In March of this year, Mayor Heather Fargo gave a big speech, her annual “State of the Downtown” presentation. I just re-read it, wanting to see what was on her to-do list for 2007.

It was about what you’d expect: revitalizing the 700 and 800 blocks of K Street with upscale shopping, moving the Greyhound station, and seeing the Downtown Plaza reinvigorated.

“We will go over, under, and straight through obstacles to get this done. Period,” she explained.

She could re-use the speech next year, since that stuff didn’t get done. Period. Maybe she could use some of the same filler, too, as when Fargo riffed on being a baby-boomer mayor in a maturing city. “Did you know that David Bowie turned 60 on Monday?” she asked.

“No,” I thought. Then I thought about my mom, who loves David Bowie.

Sacramento mayors have been giving some version of this same speech about downtown—perhaps without the references to aging rock stars—for more than 50 years now.

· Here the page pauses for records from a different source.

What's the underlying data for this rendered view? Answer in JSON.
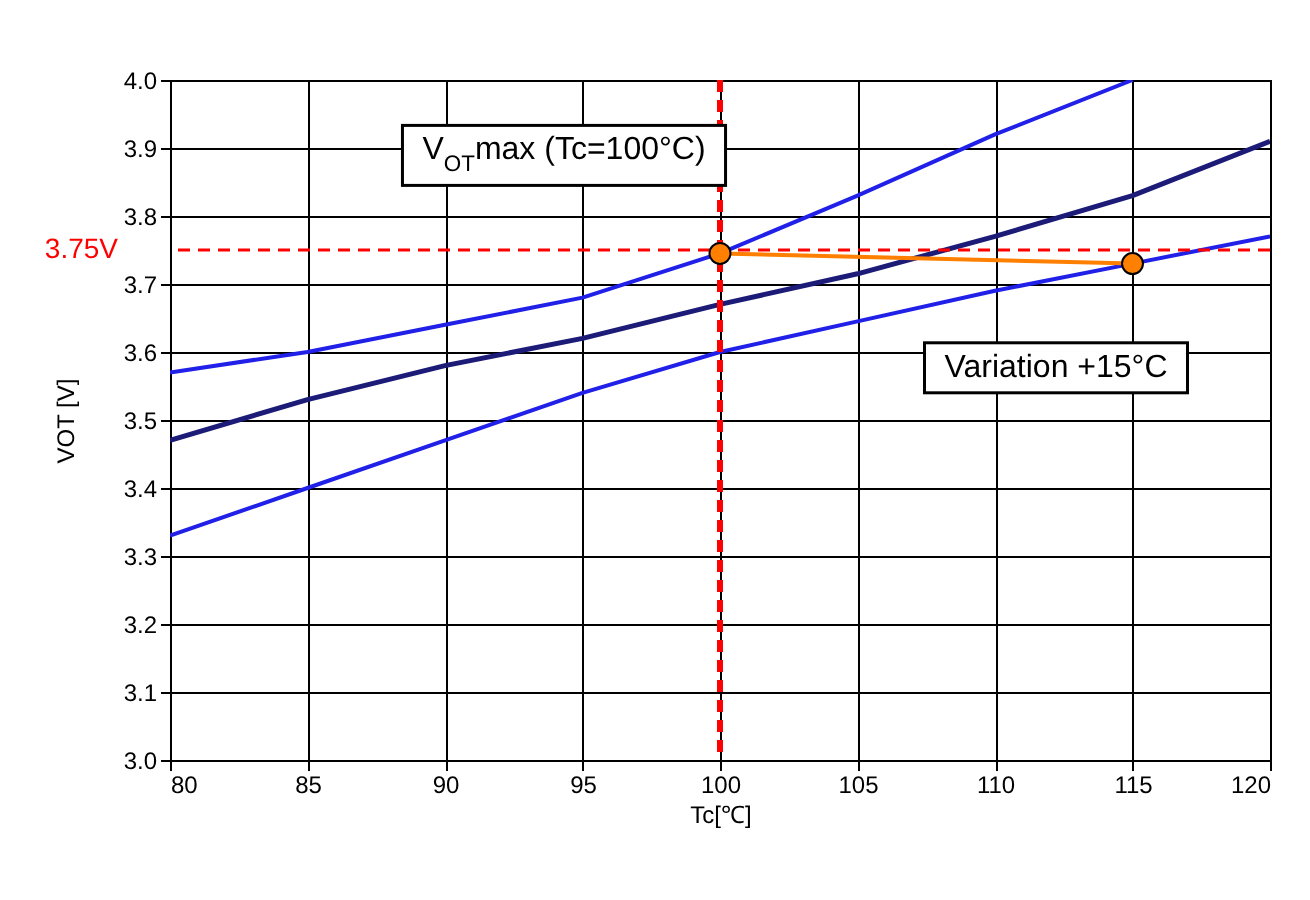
{
  "chart_data": {
    "type": "line",
    "xlabel": "Tc[℃]",
    "ylabel": "VOT [V]",
    "x": [
      80,
      85,
      90,
      95,
      100,
      105,
      110,
      115,
      120
    ],
    "series": [
      {
        "color": "#2020e8",
        "values": [
          3.57,
          3.6,
          3.64,
          3.68,
          3.745,
          3.83,
          3.92,
          4.0,
          null
        ]
      },
      {
        "color": "#1c1c78",
        "values": [
          3.47,
          3.53,
          3.58,
          3.62,
          3.67,
          3.715,
          3.77,
          3.83,
          3.91
        ]
      },
      {
        "color": "#2020e8",
        "values": [
          3.33,
          3.4,
          3.47,
          3.54,
          3.6,
          3.645,
          3.69,
          3.73,
          3.77
        ]
      },
      {
        "color": "#ff7f00",
        "marker": "circle",
        "x": [
          100,
          115
        ],
        "values": [
          3.745,
          3.73
        ]
      }
    ],
    "xlim": [
      80,
      120
    ],
    "xticks": [
      80,
      85,
      90,
      95,
      100,
      105,
      110,
      115,
      120
    ],
    "ylim": [
      3,
      4
    ],
    "yticks": [
      {
        "value": 3,
        "label": "3.0"
      },
      3.1,
      3.2,
      3.3,
      3.4,
      3.5,
      3.6,
      3.7,
      3.8,
      3.9,
      {
        "value": 4,
        "label": "4.0"
      }
    ],
    "grid": true,
    "ref_lines": [
      {
        "axis": "y",
        "value": 3.75,
        "label": "3.75V",
        "color": "#ff0000",
        "line_style": "dashed"
      },
      {
        "axis": "x",
        "value": 100,
        "color": "#ff0000",
        "line_style": "dashed"
      }
    ],
    "annotations": [
      {
        "text": "V$_{OT}$max (Tc=100°C)",
        "x": 100,
        "y": 3.745
      },
      {
        "text": "Variation +15°C",
        "x": 108,
        "y": 3.74
      }
    ]
  }
}
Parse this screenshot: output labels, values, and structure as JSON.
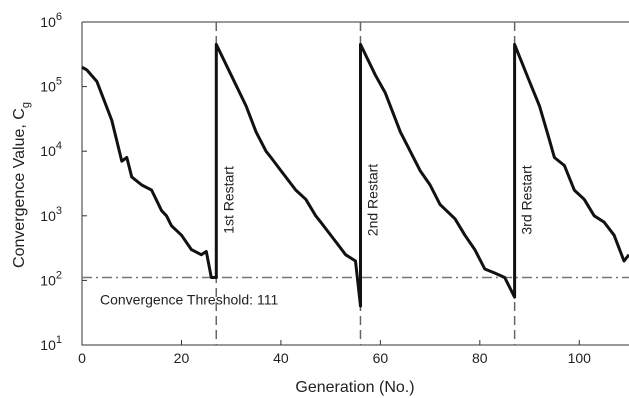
{
  "chart_data": {
    "type": "line",
    "xlabel": "Generation (No.)",
    "ylabel": "Convergence Value, C",
    "ylabel_sub": "g",
    "x": [
      0,
      1,
      3,
      6,
      8,
      9,
      10,
      12,
      14,
      16,
      17,
      18,
      20,
      22,
      24,
      25,
      26,
      27,
      27,
      30,
      33,
      35,
      37,
      38,
      40,
      43,
      45,
      47,
      48,
      51,
      53,
      55,
      56,
      56,
      59,
      61,
      64,
      66,
      68,
      70,
      72,
      75,
      77,
      79,
      81,
      83,
      85,
      87,
      87,
      90,
      92,
      94,
      95,
      97,
      99,
      101,
      103,
      105,
      107,
      109,
      110
    ],
    "values": [
      200000,
      180000,
      120000,
      30000,
      7000,
      8000,
      4000,
      3000,
      2500,
      1200,
      1000,
      700,
      500,
      300,
      250,
      280,
      111,
      111,
      450000,
      150000,
      50000,
      20000,
      10000,
      8000,
      5000,
      2500,
      1800,
      1000,
      800,
      400,
      250,
      200,
      40,
      450000,
      150000,
      80000,
      20000,
      10000,
      5000,
      3000,
      1500,
      900,
      500,
      300,
      150,
      130,
      111,
      55,
      450000,
      120000,
      50000,
      15000,
      8000,
      6000,
      2500,
      1800,
      1000,
      800,
      500,
      200,
      250
    ],
    "color": "#111111",
    "xlim": [
      0,
      110
    ],
    "xticks": [
      0,
      20,
      40,
      60,
      80,
      100
    ],
    "ylim": [
      10,
      1000000
    ],
    "log_y": true,
    "yticks": [
      {
        "value": 10,
        "label": "10",
        "sup": "1"
      },
      {
        "value": 100,
        "label": "10",
        "sup": "2"
      },
      {
        "value": 1000,
        "label": "10",
        "sup": "3"
      },
      {
        "value": 10000,
        "label": "10",
        "sup": "4"
      },
      {
        "value": 100000,
        "label": "10",
        "sup": "5"
      },
      {
        "value": 1000000,
        "label": "10",
        "sup": "6"
      }
    ],
    "threshold": {
      "value": 111,
      "label": "Convergence Threshold: 111"
    },
    "restarts": [
      {
        "x": 27,
        "label": "1st Restart"
      },
      {
        "x": 56,
        "label": "2nd Restart"
      },
      {
        "x": 87,
        "label": "3rd Restart"
      }
    ]
  }
}
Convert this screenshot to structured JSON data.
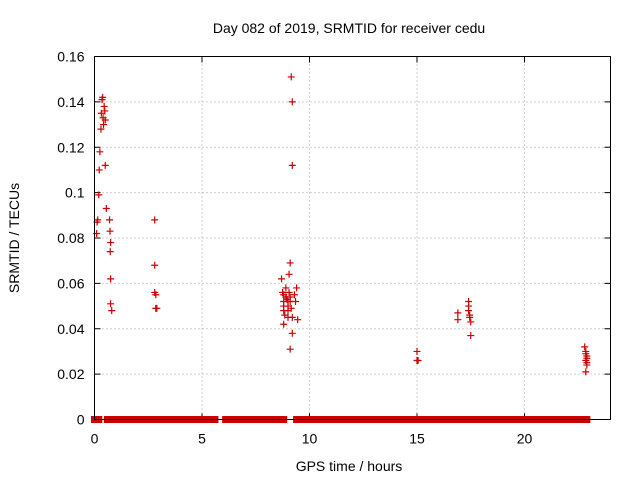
{
  "chart_data": {
    "type": "scatter",
    "title": "Day 082 of 2019, SRMTID for receiver cedu",
    "xlabel": "GPS time / hours",
    "ylabel": "SRMTID / TECUs",
    "xlim": [
      0,
      24
    ],
    "ylim": [
      0,
      0.16
    ],
    "xticks": [
      0,
      5,
      10,
      15,
      20
    ],
    "xtick_labels": [
      "0",
      "5",
      "10",
      "15",
      "20"
    ],
    "yticks": [
      0,
      0.02,
      0.04,
      0.06,
      0.08,
      0.1,
      0.12,
      0.14,
      0.16
    ],
    "ytick_labels": [
      "0",
      "0.02",
      "0.04",
      "0.06",
      "0.08",
      "0.1",
      "0.12",
      "0.14",
      "0.16"
    ],
    "grid": true,
    "marker": "plus",
    "color": "#cc0000",
    "series": [
      {
        "points": [
          [
            0.1,
            0.082
          ],
          [
            0.12,
            0.087
          ],
          [
            0.15,
            0.088
          ],
          [
            0.2,
            0.099
          ],
          [
            0.22,
            0.11
          ],
          [
            0.25,
            0.118
          ],
          [
            0.3,
            0.128
          ],
          [
            0.32,
            0.135
          ],
          [
            0.35,
            0.141
          ],
          [
            0.38,
            0.142
          ],
          [
            0.4,
            0.133
          ],
          [
            0.42,
            0.13
          ],
          [
            0.45,
            0.138
          ],
          [
            0.48,
            0.136
          ],
          [
            0.5,
            0.132
          ],
          [
            0.5,
            0.112
          ],
          [
            0.55,
            0.093
          ],
          [
            0.7,
            0.088
          ],
          [
            0.72,
            0.083
          ],
          [
            0.75,
            0.078
          ],
          [
            0.73,
            0.074
          ],
          [
            0.75,
            0.062
          ],
          [
            0.75,
            0.051
          ],
          [
            0.8,
            0.048
          ],
          [
            2.8,
            0.088
          ],
          [
            2.8,
            0.068
          ],
          [
            2.8,
            0.056
          ],
          [
            2.85,
            0.055
          ],
          [
            2.85,
            0.049
          ],
          [
            2.9,
            0.049
          ],
          [
            8.7,
            0.062
          ],
          [
            8.75,
            0.056
          ],
          [
            8.8,
            0.055
          ],
          [
            8.8,
            0.052
          ],
          [
            8.8,
            0.05
          ],
          [
            8.8,
            0.048
          ],
          [
            8.85,
            0.046
          ],
          [
            8.8,
            0.042
          ],
          [
            8.9,
            0.058
          ],
          [
            8.9,
            0.054
          ],
          [
            8.95,
            0.053
          ],
          [
            9.0,
            0.052
          ],
          [
            9.0,
            0.05
          ],
          [
            9.0,
            0.048
          ],
          [
            9.0,
            0.045
          ],
          [
            9.05,
            0.064
          ],
          [
            9.05,
            0.056
          ],
          [
            9.1,
            0.069
          ],
          [
            9.1,
            0.054
          ],
          [
            9.1,
            0.052
          ],
          [
            9.1,
            0.031
          ],
          [
            9.15,
            0.151
          ],
          [
            9.2,
            0.14
          ],
          [
            9.2,
            0.112
          ],
          [
            9.15,
            0.049
          ],
          [
            9.2,
            0.045
          ],
          [
            9.2,
            0.038
          ],
          [
            9.3,
            0.055
          ],
          [
            9.35,
            0.052
          ],
          [
            9.4,
            0.058
          ],
          [
            9.45,
            0.044
          ],
          [
            15.0,
            0.03
          ],
          [
            15.0,
            0.026
          ],
          [
            15.05,
            0.026
          ],
          [
            16.9,
            0.047
          ],
          [
            16.9,
            0.044
          ],
          [
            17.4,
            0.052
          ],
          [
            17.4,
            0.05
          ],
          [
            17.4,
            0.048
          ],
          [
            17.45,
            0.046
          ],
          [
            17.45,
            0.045
          ],
          [
            17.5,
            0.043
          ],
          [
            17.5,
            0.037
          ],
          [
            22.8,
            0.032
          ],
          [
            22.85,
            0.03
          ],
          [
            22.85,
            0.029
          ],
          [
            22.9,
            0.028
          ],
          [
            22.9,
            0.027
          ],
          [
            22.85,
            0.026
          ],
          [
            22.9,
            0.025
          ],
          [
            22.9,
            0.024
          ],
          [
            22.85,
            0.021
          ]
        ],
        "zero_segments": [
          [
            0.0,
            0.2
          ],
          [
            0.6,
            0.7
          ],
          [
            0.9,
            5.6
          ],
          [
            6.1,
            8.8
          ],
          [
            9.4,
            22.9
          ]
        ]
      }
    ]
  }
}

That’s because Sacramento’s attempt at downtown redevelopment is a baby boomer, too, just like my mom, and my mayor, and David Bowie.

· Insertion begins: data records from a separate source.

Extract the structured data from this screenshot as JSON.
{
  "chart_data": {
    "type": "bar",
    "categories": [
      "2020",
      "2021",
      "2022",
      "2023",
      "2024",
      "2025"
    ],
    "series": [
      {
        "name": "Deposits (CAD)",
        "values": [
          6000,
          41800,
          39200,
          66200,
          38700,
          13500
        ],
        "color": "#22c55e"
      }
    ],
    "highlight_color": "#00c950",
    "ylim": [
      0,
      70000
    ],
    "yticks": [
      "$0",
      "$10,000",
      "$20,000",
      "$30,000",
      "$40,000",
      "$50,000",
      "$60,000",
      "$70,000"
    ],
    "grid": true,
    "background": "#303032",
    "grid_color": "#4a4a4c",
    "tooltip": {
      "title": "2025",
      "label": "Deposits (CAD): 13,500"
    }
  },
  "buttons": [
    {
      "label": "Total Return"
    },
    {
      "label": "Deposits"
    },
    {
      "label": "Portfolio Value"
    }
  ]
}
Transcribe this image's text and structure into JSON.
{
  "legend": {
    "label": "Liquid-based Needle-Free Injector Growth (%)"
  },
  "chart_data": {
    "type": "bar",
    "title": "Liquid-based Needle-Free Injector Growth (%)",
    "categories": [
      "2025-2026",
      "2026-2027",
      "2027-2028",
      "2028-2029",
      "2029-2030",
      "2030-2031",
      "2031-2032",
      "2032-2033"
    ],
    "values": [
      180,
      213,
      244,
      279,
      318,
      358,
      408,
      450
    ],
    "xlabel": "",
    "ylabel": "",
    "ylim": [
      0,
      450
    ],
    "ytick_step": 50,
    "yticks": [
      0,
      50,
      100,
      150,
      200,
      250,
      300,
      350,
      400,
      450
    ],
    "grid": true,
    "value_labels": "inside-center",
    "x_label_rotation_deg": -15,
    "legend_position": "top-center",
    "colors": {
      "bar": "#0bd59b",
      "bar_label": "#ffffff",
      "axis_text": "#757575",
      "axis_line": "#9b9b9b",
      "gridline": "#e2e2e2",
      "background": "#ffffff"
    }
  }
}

What today we call the “Merged Downtown Redevelopment Project Area” was born in 1955, the same year that Disneyland opened, and the first McDonald’s. It’s since grown to cover 300 acres, including, of course, K Street and the rail yards. It’s blown through more than $300 million in its long life.

Of course, like a lot of baby boomers, urban renewal is starting to show its age. It gets set in its ways. It gets grumpy and self-righteous when things go badly.

That’s what happened when voters emphatically voted down Measures Q and R, which would have raised sales taxes to build a Kings arena in the rail-yards redevelopment area. Shortly after Fargo’s “State of the Downtown” speech, the Sacramento County Grand Jury blasted the whole arena scheme, saying that she and other local political leaders had “pandered” to the Kings, and kept voters in the dark about the arena’s financing plan.

That made the arena boosters cranky. When the report came out this June, county Supervisor Roger Dickinson went all Spiro Agnew, calling the grand jury report, “a political polemic of fiction and fantasy.” Easy, easy, pops, it’s just the Grand Jury. What do they know?

It’s not hard to understand why the friends of redevelopment were a little defensive this year. There was the arena boondoggle. Then John Saca’s iconic $600 million Towers project went flaccid. The nastiest fight was probably the K Street redevelopment war between the city and landlord Moe Mohanna. Bee columnist Marcos Breton has made his living this year harrumphing about Mohanna. In various columns he has called K Street, “a caldron of neglect,” “a toilet where potential is being flushed,” and a place where “scores of teenagers loitered with no purpose. Where were their parents? Why weren’t they in school?” Yeah, and those punks better stay off Mr. Breton’s lawn, too.